Amarah masih menumpuk di dada. Jeno tahu Renjun keluar dari ruangannya dengan kekecewaan. Jeno tidak marah karena Renjun membela Jenna, ia jelas mengerti kenapa Renjun bersikap demikian mengingat bagaimana perlakuan pihak Agnesia terhadap sang adik.
Hanya saja Jeno benci mengingat bagaimana orang-orang pongah itu membicarakan Renjun karenanya. Ia marah ketika mereka menyamakan Renjun dengan dirinya. Hanya saja Jeno tidak bisa utarakan apa yang sebenarnya ia sampaikan.
“Makhluk liar katanya”
Tidak masalah jika Jeno yang menerimanya. Ia tidak peduli jika hinaan itu terlontar padanya, karena semua memang benar adanya. Makhluk liar, rendahan seperti yang mereka ucapkan, Jeno sama sekali tidak keberatan. Tapi jika Renjun yang diperlakukan demikian, tentu Jeno tidak bisa diam.
“Kau tidak boleh bersikap seperti itu Renjun ... Bukan karena aku membencinya, tapi aku tidak ingin mereka menyamakan mu dengan diriku. Dengan makhluk liar rendahan ini”
Hari itu Kerajaan dirundung keheningan. Keadaan memanas. Baik Jeno maupun Renjun tidak ada yang memulai percakapan. Jeno yang tidak bisa mengutarakan pikirannya, sedangkan Renjun yang diliputi kekecewaan.
Bahkan kala mentari berganti tugas dengan sang rembulan, Jeno juga tidak datang ke ruangan Renjun seperti biasanya. Renjun sama sekali tidak mempertanyakan hal itu, ia pun tidak ingin bertemu Jeno untuk hari ini. Renjun tidak bisa berbohong jika apa yang Jeno ucapkan melukai hatinya.
Mengenai semua hal yang dinilai omong kosong, juga tentang sesuatu yang berkaitan dengan mimpi. Semua itu pada akhirnya hanya membuktikan bahwa di Negeri ini seseorang memang tidak diizinkan untuk menggapai apa yang ia inginkan. Terutama untuk mereka para Keluarga Kerajaan yang dituntut dengan kesempurnaan.
Sampai akhirnya hari berganti, dan pagi-pagi sekali Jeno sudah berada di depan pintu Paviliun Ratu. Langkahnya untuk masuk tertahan di sana. Renjun mungkin tidak akan senang dengan keberadaannya setelah apa yang ia ucapkan kemarin.
“Salam hormat, Yang Mulia.
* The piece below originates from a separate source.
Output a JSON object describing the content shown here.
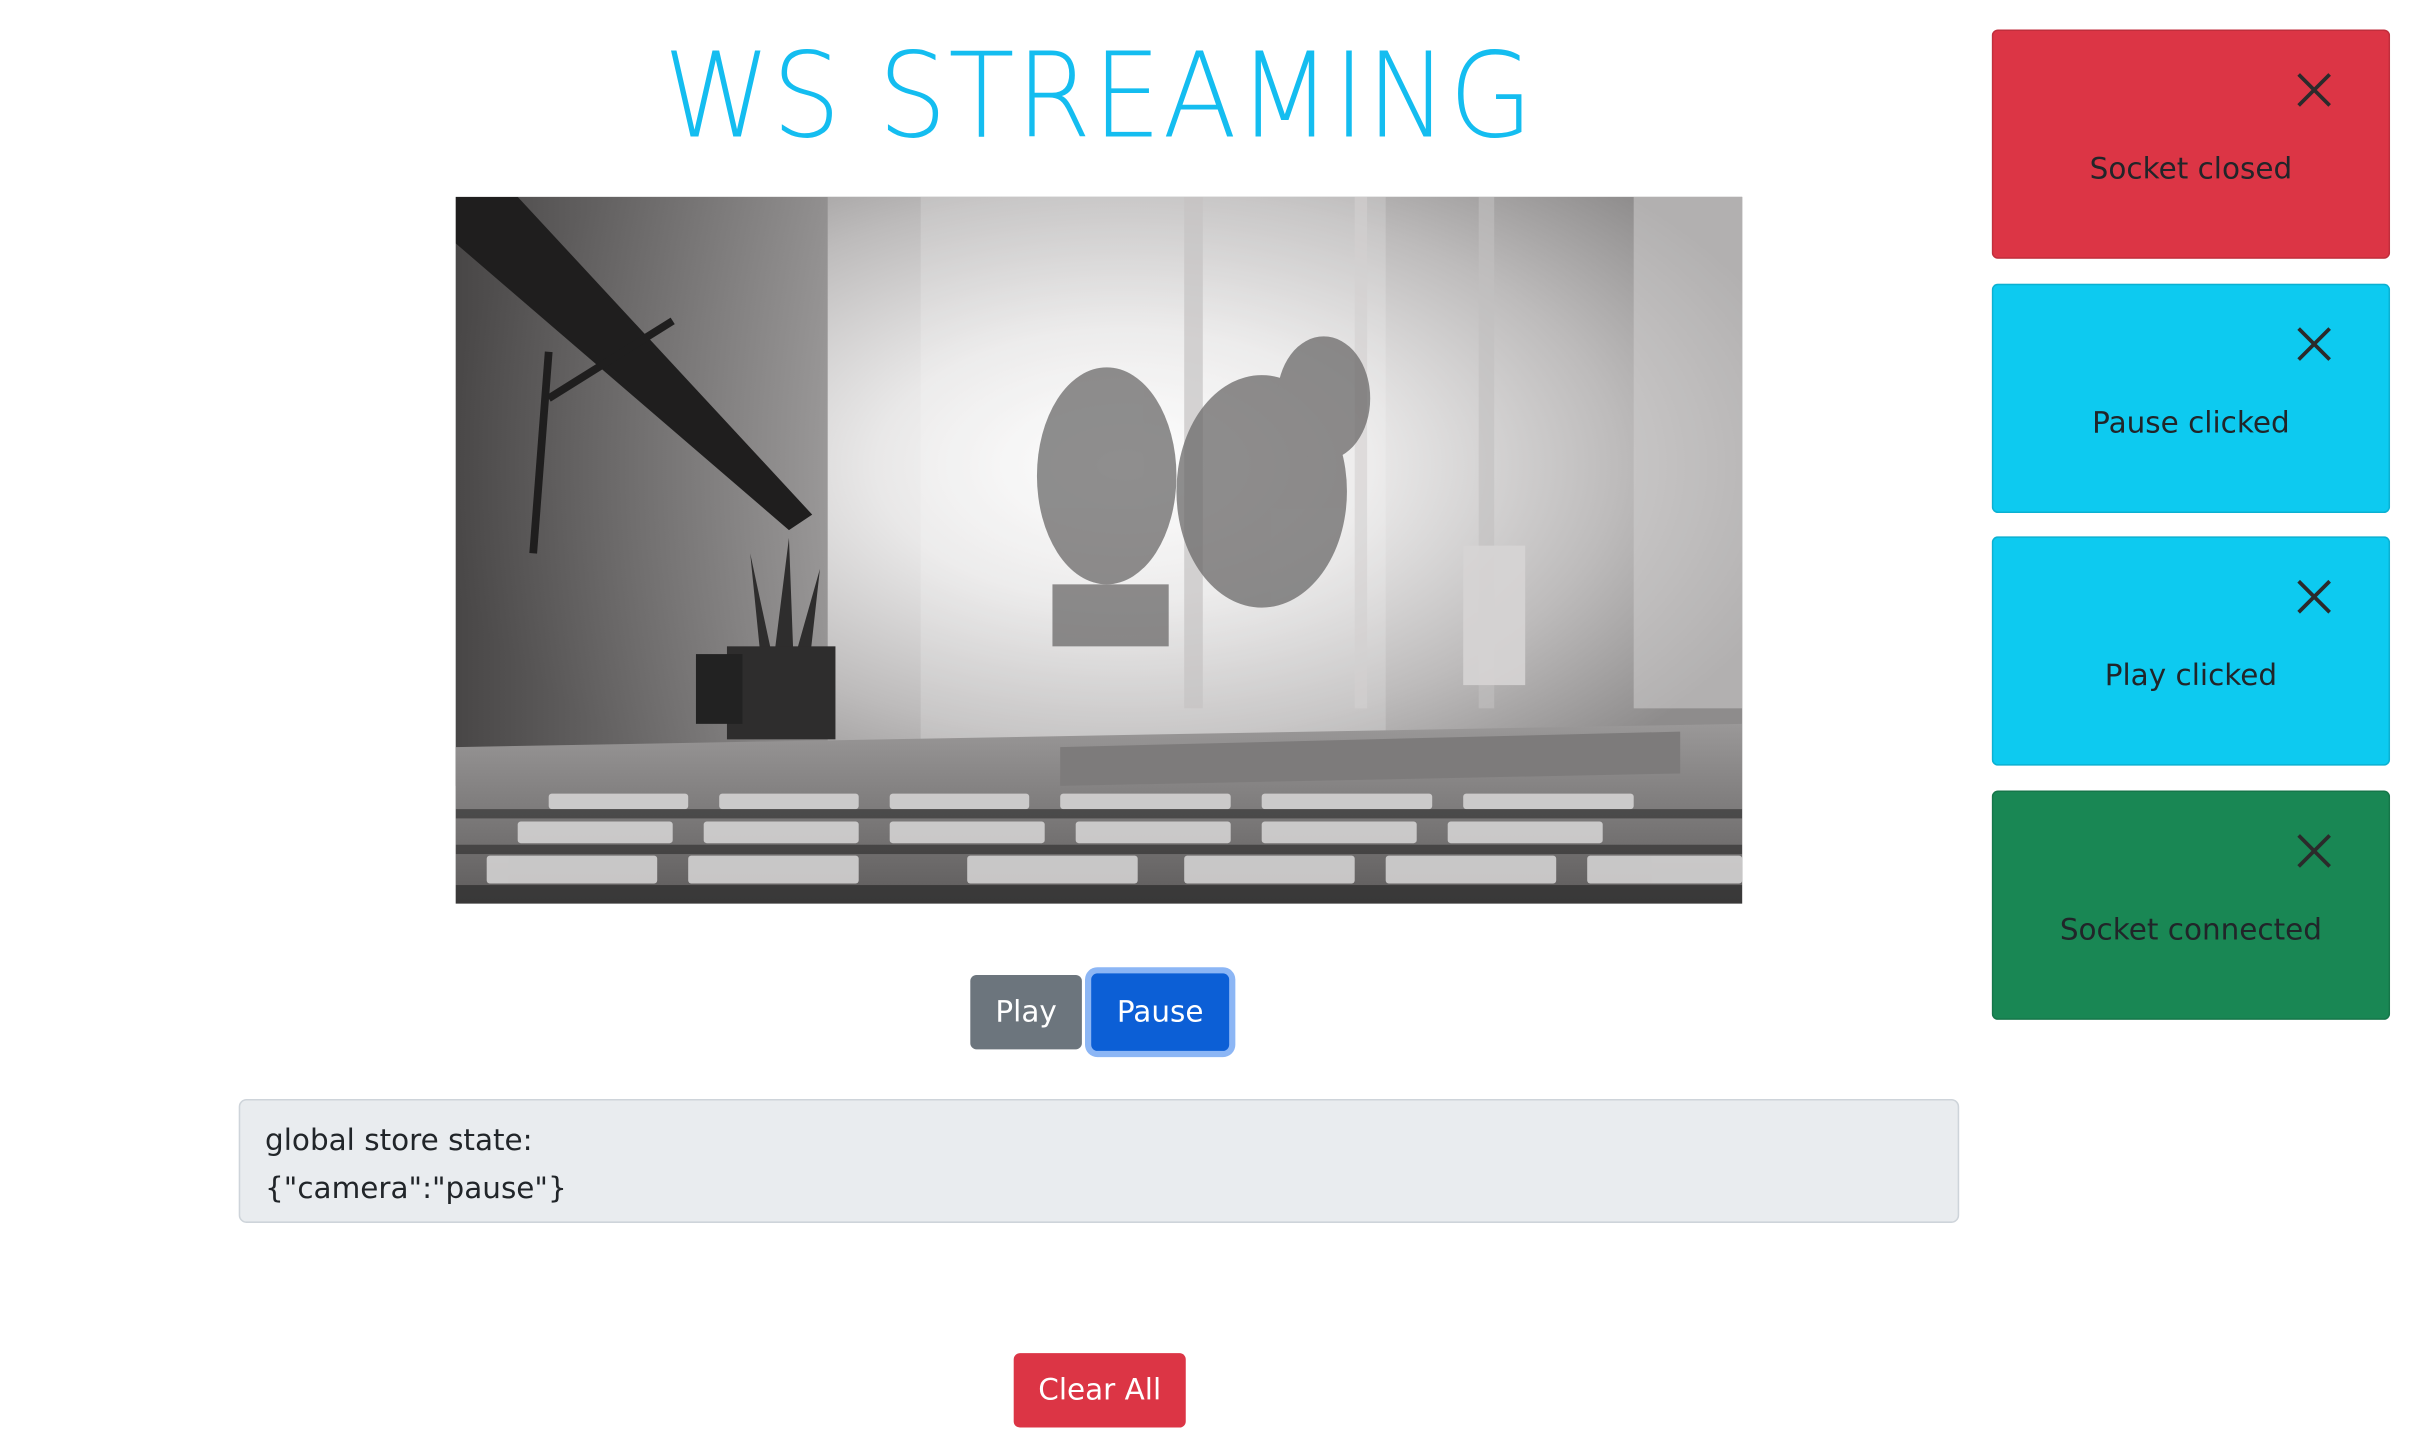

Apa anda ingin masuk? Biar saya kabarkan pada Permaisuri”
Jeno menggeleng. Ia tidak akan masuk ke dalam sana. “Tidak perlu. Jika Renjun bertanya kemana aku pergi, katakan aku pergi ke selatan. Jangan biarkan ia keluar dari Kerajaan, mengerti?”
Jisung mengangguk, sebagai jawaban. “Saya mengerti Yang Mulia.”
Setelah itu Jeno melenggang dari sana. Pagi ini ia harus pergi ke selatan Azure untuk menyelesaikan beberapa persoalan. Salah satunya adalah bandit yang sampai saat ini belum ditemukan. Banyak kehilangan, dan perampokan di sana, namun mereka sama sekali tidak bisa menemukan petunjuk.
Jeno sudah berusaha untuk mengutus Duke yang bertugas di sana, hanya saja mereka masih tidak menemukan penyelesaian. Sampai pada akhirnya hari ini semakin parah, dan Jeno harus melakukan rapat besar di daerah itu.
“Baginda sudah pergi?” tanya Renjun. Ia jelas tahu bahwa sedari tadi Jeno berdiri di depan pintu Paviliunnya.
“Sudah Permaisuri, beliau berpesan bahwa anda tidak diperkenankan untuk pergi kemanapun, di luar Kerajaan”
Mendengar itu, Renjun bergumam dalam hati. Memang kapan ia diperbolehkan untuk pergi ke luar? Sedari dulu larangan itu akan selalu sama.
Selama menempuh perjalanan, Jeno terus berpikir bagaimana keadaan Renjun saat ini. Sebab ia belum sempat bertemu dengan sang Istri sejak pertengkaran kemarin.
“Yang Mulia, ada yang anda butuhkan?”
Jeno masih terus menatap fokus ke luar dari jendela kereta kudanya. “Sungchan, apa kalung yang ku pinta sudah kau siapkan?”
KAMU SEDANG MEMBACA
SHADOW QUEEN - Noren
FanfictionMendapat keindahan mu di sepanjang hidupku adalah sebuah keberuntungan yang selalu aku syukuri di setiap detiknya. Sepanjang waktu kalbu ku menjerit, pantaskah aku yang kecil ini bersanding dengan sosok agung seperti mu. Cinta mu tak hanya memberiku...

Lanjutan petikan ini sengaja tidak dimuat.